Ambassador of Bangladesh to Russia
- Incumbent
- Assumed office 20 June 2025
- Preceded by: Kamrul Ahsan

Ambassador of Bangladesh to Qatar
- In office February 2023 – July 2025
- Preceded by: Md. Jashim Uddin
- Succeeded by: Mohammad Hazrat Ali Khan

Ambassador of Bangladesh to Ethiopia
- In office 21 March 2021 – 26 January 2023
- Preceded by: Md. Monirul Islam
- Succeeded by: Sikder Bodiruzzaman

Personal details
- Education: University of Dhaka (MS)

= Md. Nazrul Islam (ambassador to Ethiopia) =

Md. Nazrul Islam is a Bangladeshi diplomat and incumbent ambassador of Bangladesh to Russia since June 2025. He previously served as an ambassador to Ethiopia and Qatar.

==Early life==
Islam completed his master's in international relations from the University of Dhaka.

==Career==
Islam joined the 15th batch of Bangladesh Civil Service as a foreign affairs cadre.

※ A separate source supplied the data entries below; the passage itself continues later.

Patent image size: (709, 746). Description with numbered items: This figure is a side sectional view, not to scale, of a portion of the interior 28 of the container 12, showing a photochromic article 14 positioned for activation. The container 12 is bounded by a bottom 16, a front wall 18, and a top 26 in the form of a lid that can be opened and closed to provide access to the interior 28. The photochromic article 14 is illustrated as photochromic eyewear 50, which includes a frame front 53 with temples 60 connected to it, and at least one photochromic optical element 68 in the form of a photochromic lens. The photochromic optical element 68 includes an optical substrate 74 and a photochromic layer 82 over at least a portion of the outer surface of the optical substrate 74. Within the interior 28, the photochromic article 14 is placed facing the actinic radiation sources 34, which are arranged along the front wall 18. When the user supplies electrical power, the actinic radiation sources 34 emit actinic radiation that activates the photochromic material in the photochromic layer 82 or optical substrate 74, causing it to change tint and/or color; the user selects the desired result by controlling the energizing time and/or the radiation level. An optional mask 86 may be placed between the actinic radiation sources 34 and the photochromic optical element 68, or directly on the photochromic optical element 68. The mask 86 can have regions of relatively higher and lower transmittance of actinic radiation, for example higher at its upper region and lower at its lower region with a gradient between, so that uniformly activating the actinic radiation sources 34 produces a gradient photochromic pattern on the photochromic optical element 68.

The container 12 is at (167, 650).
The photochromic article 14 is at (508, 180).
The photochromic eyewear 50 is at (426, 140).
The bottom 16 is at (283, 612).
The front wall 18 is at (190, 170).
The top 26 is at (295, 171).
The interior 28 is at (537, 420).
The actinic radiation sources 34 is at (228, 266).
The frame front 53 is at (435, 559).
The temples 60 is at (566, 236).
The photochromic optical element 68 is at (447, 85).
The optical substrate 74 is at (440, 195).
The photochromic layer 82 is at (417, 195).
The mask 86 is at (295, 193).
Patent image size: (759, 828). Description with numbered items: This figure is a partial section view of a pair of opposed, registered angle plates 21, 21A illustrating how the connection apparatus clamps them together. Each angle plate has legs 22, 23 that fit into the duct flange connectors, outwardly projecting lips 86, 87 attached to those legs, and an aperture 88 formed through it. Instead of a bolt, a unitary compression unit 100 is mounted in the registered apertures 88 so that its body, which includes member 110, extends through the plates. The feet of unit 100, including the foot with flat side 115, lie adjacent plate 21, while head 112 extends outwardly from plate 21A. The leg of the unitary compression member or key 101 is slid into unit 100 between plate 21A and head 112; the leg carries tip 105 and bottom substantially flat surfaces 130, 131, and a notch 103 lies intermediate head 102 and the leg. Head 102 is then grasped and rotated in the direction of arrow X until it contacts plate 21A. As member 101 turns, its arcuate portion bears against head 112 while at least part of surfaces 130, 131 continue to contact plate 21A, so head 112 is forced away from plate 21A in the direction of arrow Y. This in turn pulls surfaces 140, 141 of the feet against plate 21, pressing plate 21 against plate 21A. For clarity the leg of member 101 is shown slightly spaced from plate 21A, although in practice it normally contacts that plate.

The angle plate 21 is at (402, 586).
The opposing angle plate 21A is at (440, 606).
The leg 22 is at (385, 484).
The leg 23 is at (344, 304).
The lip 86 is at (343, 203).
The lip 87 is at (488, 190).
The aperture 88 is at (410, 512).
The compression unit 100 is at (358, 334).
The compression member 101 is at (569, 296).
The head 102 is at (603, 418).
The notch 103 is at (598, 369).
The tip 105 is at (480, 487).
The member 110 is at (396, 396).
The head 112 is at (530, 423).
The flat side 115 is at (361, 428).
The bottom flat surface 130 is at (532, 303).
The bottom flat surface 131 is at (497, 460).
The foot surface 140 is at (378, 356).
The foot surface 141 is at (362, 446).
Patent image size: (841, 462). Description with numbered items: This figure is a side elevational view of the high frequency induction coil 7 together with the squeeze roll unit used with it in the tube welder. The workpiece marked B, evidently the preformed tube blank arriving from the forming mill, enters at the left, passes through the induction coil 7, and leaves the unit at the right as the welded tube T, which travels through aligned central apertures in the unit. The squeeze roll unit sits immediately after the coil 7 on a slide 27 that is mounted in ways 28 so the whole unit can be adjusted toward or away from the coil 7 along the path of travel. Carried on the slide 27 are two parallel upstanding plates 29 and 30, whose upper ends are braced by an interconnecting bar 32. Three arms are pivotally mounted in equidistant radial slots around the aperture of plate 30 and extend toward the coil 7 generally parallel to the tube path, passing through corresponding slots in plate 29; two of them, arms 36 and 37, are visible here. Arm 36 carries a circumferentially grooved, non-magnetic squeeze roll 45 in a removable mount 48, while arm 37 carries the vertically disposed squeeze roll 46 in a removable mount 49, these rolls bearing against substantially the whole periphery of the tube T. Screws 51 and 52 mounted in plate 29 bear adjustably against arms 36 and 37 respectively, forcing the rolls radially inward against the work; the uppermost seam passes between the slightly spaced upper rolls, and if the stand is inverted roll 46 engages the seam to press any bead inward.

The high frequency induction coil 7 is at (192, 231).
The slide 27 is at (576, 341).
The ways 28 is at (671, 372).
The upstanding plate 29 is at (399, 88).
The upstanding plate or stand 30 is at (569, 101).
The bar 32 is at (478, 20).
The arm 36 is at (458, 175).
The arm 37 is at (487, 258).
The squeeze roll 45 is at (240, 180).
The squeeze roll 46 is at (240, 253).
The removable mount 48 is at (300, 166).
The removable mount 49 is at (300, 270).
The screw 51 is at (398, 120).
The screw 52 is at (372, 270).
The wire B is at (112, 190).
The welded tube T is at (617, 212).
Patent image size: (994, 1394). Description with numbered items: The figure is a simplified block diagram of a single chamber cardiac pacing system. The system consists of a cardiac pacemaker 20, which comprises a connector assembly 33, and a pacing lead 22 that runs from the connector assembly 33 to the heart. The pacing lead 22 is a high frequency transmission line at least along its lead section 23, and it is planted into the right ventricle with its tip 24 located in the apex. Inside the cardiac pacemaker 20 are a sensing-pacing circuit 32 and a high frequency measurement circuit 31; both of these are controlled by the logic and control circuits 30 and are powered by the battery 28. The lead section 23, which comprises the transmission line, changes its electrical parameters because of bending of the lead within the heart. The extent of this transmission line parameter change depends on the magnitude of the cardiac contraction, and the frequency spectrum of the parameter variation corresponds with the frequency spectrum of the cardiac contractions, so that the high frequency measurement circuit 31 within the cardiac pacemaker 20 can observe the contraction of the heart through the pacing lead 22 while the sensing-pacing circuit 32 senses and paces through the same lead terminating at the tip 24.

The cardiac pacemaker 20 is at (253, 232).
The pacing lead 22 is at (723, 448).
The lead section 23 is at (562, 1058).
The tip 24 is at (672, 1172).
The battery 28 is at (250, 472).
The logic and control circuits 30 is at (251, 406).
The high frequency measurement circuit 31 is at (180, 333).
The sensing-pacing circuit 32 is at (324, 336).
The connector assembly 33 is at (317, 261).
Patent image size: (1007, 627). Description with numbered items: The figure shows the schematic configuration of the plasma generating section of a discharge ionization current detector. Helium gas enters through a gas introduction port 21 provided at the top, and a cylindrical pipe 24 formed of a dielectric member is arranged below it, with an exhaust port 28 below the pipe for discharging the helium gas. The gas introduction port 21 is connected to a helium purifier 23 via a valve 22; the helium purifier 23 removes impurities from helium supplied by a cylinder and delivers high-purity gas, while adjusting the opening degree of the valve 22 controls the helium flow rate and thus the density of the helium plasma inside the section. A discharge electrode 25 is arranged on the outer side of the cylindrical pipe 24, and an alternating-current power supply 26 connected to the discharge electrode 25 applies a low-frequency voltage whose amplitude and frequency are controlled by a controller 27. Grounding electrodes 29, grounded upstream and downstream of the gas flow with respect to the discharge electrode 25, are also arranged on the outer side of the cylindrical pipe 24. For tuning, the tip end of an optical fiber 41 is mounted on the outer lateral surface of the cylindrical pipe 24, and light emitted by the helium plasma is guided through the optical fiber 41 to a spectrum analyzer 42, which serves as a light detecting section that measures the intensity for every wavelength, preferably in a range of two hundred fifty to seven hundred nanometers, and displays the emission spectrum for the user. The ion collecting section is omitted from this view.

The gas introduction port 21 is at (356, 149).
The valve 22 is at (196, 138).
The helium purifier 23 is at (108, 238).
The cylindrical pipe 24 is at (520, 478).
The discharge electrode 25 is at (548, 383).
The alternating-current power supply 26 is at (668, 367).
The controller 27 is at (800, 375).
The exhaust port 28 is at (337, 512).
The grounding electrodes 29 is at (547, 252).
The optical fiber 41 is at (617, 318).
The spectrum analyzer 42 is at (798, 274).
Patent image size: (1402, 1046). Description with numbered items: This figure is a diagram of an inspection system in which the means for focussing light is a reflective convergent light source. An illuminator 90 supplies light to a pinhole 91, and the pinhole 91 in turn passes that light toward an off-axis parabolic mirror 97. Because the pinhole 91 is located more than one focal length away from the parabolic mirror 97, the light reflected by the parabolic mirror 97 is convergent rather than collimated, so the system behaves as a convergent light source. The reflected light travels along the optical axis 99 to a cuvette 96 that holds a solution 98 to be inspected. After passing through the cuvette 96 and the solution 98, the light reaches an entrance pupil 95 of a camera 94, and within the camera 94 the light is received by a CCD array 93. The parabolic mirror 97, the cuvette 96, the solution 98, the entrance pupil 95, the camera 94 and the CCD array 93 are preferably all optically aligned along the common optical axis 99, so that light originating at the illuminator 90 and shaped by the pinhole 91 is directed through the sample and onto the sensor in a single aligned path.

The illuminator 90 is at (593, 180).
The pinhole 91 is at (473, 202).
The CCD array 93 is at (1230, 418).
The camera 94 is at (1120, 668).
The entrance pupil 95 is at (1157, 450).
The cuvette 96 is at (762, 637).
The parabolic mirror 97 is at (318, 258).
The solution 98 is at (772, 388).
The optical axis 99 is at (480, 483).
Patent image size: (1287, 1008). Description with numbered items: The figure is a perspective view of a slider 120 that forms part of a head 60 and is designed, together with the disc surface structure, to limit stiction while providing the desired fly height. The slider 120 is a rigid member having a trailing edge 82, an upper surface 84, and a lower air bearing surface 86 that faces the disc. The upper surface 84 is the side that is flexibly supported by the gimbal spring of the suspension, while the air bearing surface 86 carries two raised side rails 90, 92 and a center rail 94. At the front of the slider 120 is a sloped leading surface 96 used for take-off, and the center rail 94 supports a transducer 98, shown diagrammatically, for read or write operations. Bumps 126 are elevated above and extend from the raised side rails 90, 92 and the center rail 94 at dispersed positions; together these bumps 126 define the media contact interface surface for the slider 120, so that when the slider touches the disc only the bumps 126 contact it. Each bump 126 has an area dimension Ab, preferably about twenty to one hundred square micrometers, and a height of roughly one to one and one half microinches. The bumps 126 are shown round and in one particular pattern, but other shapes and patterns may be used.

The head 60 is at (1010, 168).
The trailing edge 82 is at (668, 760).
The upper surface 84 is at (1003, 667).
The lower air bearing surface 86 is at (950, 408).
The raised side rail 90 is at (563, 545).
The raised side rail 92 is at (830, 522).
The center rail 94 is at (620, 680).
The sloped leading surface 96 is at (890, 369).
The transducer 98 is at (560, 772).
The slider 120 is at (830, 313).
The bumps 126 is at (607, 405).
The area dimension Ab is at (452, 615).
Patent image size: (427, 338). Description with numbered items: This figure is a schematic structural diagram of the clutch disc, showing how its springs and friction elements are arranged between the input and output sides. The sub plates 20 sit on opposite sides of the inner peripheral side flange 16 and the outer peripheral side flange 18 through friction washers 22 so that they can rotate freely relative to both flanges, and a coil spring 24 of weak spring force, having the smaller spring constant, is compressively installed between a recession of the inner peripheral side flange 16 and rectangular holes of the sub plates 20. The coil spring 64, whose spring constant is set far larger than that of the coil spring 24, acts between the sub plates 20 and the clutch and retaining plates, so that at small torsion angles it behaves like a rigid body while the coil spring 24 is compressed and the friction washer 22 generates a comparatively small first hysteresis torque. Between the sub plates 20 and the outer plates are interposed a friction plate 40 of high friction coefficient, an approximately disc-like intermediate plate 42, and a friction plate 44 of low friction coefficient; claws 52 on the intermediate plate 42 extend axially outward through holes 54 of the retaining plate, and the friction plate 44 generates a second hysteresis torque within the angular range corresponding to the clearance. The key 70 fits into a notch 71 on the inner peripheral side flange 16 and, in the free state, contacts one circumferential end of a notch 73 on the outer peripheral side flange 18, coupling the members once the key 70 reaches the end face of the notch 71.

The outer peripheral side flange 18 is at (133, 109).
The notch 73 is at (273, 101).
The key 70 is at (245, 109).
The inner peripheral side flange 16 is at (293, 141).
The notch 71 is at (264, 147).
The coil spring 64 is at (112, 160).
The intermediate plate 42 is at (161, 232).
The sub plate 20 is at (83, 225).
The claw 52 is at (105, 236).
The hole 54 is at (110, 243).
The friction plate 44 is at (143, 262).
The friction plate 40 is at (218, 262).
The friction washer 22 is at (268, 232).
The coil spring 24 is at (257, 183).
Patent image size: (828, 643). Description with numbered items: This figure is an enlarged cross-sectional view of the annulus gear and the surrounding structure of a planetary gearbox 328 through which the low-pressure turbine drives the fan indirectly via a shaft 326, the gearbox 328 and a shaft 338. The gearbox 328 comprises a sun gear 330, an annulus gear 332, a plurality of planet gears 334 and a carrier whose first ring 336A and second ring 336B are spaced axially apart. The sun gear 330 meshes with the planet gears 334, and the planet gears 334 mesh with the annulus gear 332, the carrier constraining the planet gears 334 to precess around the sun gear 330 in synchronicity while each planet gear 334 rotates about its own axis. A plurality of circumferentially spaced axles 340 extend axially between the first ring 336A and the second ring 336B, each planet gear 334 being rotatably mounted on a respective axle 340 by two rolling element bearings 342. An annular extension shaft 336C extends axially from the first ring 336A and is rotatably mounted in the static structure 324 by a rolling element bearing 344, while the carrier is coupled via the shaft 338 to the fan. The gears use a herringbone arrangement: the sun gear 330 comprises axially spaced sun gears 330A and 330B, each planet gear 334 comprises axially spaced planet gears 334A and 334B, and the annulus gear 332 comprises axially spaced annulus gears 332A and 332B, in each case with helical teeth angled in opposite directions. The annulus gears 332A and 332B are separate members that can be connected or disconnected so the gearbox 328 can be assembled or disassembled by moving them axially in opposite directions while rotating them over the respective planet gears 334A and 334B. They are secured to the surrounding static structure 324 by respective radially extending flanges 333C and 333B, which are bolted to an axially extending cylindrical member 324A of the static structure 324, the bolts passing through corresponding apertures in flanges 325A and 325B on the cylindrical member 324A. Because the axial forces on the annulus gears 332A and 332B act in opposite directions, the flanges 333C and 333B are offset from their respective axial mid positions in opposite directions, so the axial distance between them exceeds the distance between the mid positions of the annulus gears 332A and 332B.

Islam was the Deputy Permanent Representatives of Bangladesh to the United Nations in Geneva and Vienna.

Islam was the Director General of the Multilateral Economic Affairs Wing in the Ministry of Foreign Affairs in 2020. He was appointed the Ambassador of Bangladesh to Ethiopia in September 2020. He was also the Permanent Representative of Bangladesh to the African Union and Permanent Representative of Bangladesh to the United Nations Economic Commission for Africa. In October 2022, Islam was appointed the ambassador of Bangladesh to Qatar replacing Ambassador Md. Jashim Uddin. Sikder Bodiruzzaman replaced Islam as the Ambassador of Bangladesh to Ethiopia.